Ce cas illustre en outre l’importance d’un drainage rapide d’un abcès intracrânien à SARM. On a constaté que l’incidence des abcès sous-périostés à SARM dans les infections orbitaires augmente et qu’ils sont associés à une évolution plus agressive de la maladie que pour d’autres organismes, ce qui a conduit à des recommandations pour une couverture antibiotique empirique avec un seuil très bas pour une intervention chirurgicale . Il est raisonnable d’appliquer des recommandations similaires pour une prise en charge chirurgicale rapide dans le cas d’une sinusite à SARM avec extension intracrânienne, étant donné la pénétration limitée de la vancomycine dans le SNC, soit 7 à 14 % de la concentration sérique. La pénétration limitée de la vancomycine dans les abcès compromet en outre l’efficacité antimicrobienne. Ces défis sont particulièrement redoutables face au SARM dont la CMI marginale de la vancomycine est de 2 mg/l, et qui a été fréquemment associé à l’échec de l’antibiothérapie dans divers contextes cliniques. Chez notre patient, six jours de traitement à la vancomycine n’ont pas permis de stériliser ou d’empêcher l’extension de l’abcès, ce qui souligne l’importance d’un débridement chirurgical rapide. Gallagher et al. ont conclu que le traitement optimal des complications intracrâniennes suppuratives de la sinusite est le débridement des sinus paranasaux associé à un drainage neurochirurgical du foyer intracrânien et à l’administration d’antibiotiques par voie intraveineuse.
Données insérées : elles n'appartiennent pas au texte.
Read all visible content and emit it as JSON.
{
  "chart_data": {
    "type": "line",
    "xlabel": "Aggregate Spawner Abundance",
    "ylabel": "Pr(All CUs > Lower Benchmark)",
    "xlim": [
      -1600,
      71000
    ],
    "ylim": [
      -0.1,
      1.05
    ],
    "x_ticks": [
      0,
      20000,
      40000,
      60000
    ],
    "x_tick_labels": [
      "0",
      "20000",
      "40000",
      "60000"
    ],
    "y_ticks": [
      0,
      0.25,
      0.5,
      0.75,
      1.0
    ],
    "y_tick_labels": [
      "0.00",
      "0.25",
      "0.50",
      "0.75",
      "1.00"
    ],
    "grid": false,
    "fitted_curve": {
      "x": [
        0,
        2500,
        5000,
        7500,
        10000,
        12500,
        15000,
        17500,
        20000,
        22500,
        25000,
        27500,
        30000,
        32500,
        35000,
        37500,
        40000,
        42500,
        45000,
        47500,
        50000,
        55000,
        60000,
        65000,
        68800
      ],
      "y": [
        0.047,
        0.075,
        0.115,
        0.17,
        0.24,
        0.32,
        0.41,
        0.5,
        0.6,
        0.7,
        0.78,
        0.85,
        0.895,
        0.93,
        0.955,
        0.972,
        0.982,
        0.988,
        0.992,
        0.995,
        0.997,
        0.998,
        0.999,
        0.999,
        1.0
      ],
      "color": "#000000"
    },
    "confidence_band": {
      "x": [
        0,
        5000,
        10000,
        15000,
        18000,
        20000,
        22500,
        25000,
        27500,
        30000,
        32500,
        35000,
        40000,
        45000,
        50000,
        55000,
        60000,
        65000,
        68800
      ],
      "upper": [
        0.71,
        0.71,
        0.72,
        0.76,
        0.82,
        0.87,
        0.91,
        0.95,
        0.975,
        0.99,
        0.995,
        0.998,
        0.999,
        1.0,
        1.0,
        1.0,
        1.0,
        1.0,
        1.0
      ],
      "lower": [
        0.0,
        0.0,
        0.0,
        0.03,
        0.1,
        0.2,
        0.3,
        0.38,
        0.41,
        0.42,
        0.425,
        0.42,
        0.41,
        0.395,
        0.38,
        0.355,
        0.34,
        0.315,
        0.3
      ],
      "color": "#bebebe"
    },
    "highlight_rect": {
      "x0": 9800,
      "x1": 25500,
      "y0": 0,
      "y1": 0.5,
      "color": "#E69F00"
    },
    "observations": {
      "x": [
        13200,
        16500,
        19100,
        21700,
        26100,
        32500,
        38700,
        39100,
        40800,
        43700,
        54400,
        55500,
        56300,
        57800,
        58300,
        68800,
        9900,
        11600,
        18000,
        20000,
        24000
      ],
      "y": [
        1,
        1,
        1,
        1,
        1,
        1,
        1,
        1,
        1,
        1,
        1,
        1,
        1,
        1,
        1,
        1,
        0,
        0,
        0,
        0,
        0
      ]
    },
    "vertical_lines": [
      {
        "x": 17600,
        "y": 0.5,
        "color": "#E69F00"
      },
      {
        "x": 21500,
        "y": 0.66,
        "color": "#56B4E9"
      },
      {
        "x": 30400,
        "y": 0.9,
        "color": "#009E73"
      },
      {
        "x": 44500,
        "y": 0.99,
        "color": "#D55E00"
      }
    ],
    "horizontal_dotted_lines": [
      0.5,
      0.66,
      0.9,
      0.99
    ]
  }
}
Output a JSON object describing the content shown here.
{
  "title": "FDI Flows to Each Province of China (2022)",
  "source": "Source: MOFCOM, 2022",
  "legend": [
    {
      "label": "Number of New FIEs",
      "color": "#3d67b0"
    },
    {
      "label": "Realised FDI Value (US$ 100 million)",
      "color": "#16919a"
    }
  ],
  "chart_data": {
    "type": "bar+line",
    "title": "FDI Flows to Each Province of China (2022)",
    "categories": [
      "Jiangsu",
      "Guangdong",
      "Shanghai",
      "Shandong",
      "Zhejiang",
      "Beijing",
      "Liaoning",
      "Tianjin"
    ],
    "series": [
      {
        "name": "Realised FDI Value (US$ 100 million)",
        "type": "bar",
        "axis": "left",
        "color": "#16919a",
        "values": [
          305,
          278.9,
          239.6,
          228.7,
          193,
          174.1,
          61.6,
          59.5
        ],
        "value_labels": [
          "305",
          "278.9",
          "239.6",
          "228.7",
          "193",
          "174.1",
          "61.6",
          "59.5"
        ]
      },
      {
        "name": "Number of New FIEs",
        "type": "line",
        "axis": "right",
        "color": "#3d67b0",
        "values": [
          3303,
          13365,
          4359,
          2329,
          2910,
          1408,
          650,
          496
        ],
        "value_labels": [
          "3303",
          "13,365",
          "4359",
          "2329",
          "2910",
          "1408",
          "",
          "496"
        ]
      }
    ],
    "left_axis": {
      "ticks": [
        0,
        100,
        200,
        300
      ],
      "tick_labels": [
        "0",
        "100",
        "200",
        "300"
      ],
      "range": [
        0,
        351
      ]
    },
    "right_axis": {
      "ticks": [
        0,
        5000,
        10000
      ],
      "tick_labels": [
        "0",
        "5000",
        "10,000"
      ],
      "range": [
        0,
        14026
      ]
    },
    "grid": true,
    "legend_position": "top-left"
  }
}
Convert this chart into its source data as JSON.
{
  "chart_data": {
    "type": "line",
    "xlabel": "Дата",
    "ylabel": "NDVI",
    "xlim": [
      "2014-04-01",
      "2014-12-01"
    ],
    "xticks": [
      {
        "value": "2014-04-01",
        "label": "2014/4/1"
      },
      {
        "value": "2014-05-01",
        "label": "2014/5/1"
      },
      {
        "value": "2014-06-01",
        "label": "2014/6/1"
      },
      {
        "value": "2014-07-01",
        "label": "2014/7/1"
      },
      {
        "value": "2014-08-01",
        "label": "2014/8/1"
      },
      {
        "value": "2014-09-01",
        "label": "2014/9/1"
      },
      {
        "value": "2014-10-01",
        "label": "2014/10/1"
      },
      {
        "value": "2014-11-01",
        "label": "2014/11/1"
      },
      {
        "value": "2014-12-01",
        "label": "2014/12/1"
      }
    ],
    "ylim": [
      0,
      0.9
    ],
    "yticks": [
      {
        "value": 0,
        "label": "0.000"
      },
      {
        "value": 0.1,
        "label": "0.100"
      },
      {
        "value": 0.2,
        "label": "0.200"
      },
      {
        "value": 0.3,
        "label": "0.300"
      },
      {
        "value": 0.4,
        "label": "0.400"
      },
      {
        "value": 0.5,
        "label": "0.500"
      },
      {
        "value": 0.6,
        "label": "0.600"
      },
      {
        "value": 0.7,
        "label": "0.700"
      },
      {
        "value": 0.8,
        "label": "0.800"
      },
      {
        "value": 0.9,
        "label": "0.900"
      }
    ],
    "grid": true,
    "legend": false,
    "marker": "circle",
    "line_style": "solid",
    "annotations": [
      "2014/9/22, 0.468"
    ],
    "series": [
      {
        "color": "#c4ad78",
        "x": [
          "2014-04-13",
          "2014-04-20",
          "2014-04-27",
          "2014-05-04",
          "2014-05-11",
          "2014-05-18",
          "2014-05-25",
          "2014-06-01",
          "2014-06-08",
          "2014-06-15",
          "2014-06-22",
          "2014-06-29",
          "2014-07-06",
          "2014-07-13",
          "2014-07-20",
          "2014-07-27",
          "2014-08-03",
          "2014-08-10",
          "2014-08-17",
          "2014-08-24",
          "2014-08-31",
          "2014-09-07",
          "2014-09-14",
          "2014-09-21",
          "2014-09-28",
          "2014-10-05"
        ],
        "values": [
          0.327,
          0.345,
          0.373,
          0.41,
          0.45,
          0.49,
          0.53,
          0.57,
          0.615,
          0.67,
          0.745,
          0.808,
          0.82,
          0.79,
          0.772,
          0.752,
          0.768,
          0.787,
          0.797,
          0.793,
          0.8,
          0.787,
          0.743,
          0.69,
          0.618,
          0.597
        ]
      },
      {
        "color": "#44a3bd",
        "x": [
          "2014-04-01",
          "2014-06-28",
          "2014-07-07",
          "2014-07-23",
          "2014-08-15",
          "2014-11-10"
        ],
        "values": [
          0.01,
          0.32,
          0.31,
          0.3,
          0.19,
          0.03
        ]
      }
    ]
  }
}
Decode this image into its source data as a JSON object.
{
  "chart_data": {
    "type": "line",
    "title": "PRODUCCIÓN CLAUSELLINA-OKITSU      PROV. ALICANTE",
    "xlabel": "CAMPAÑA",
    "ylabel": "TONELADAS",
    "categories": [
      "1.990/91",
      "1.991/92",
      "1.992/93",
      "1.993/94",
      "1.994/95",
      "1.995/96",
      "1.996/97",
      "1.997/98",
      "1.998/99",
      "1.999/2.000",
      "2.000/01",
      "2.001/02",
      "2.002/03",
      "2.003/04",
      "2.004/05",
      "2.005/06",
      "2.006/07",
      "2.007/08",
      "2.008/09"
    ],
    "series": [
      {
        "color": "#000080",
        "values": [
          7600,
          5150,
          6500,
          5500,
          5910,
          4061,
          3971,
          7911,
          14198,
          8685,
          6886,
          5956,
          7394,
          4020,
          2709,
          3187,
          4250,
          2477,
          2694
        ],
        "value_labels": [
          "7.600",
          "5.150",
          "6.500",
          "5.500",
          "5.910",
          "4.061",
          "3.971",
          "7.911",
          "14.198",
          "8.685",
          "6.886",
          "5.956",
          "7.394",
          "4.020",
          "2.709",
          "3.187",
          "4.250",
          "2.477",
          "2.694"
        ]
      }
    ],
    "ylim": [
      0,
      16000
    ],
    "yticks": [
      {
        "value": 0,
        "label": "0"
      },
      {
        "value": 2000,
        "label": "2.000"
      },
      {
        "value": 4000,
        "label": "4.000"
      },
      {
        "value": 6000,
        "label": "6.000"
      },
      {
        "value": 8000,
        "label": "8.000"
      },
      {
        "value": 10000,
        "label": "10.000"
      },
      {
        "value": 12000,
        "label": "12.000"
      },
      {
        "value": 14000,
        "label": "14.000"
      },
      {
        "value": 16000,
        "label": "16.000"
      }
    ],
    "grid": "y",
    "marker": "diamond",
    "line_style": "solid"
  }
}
Un retard dans l’intervention chirurgicale a également été associé à l’augmentation des CMI de la vancomycine, entraînant le développement de la résistance (VISA) et de l’hétérorésistance (hVISA). Bien que les CMI de la vancomycine n’aient pas augmenté chez ce patient, son SARM a développé une résistance à la rifampicine alors qu’il était sous vancomycine et rifampicine. Cela représentait probablement une activité antimicrobienne inadéquate de la vancomycine dans les collections de fluides purulents compatibles avec le débridement chirurgical retardé et la CMI marginale de la vancomycine pour ce SARM.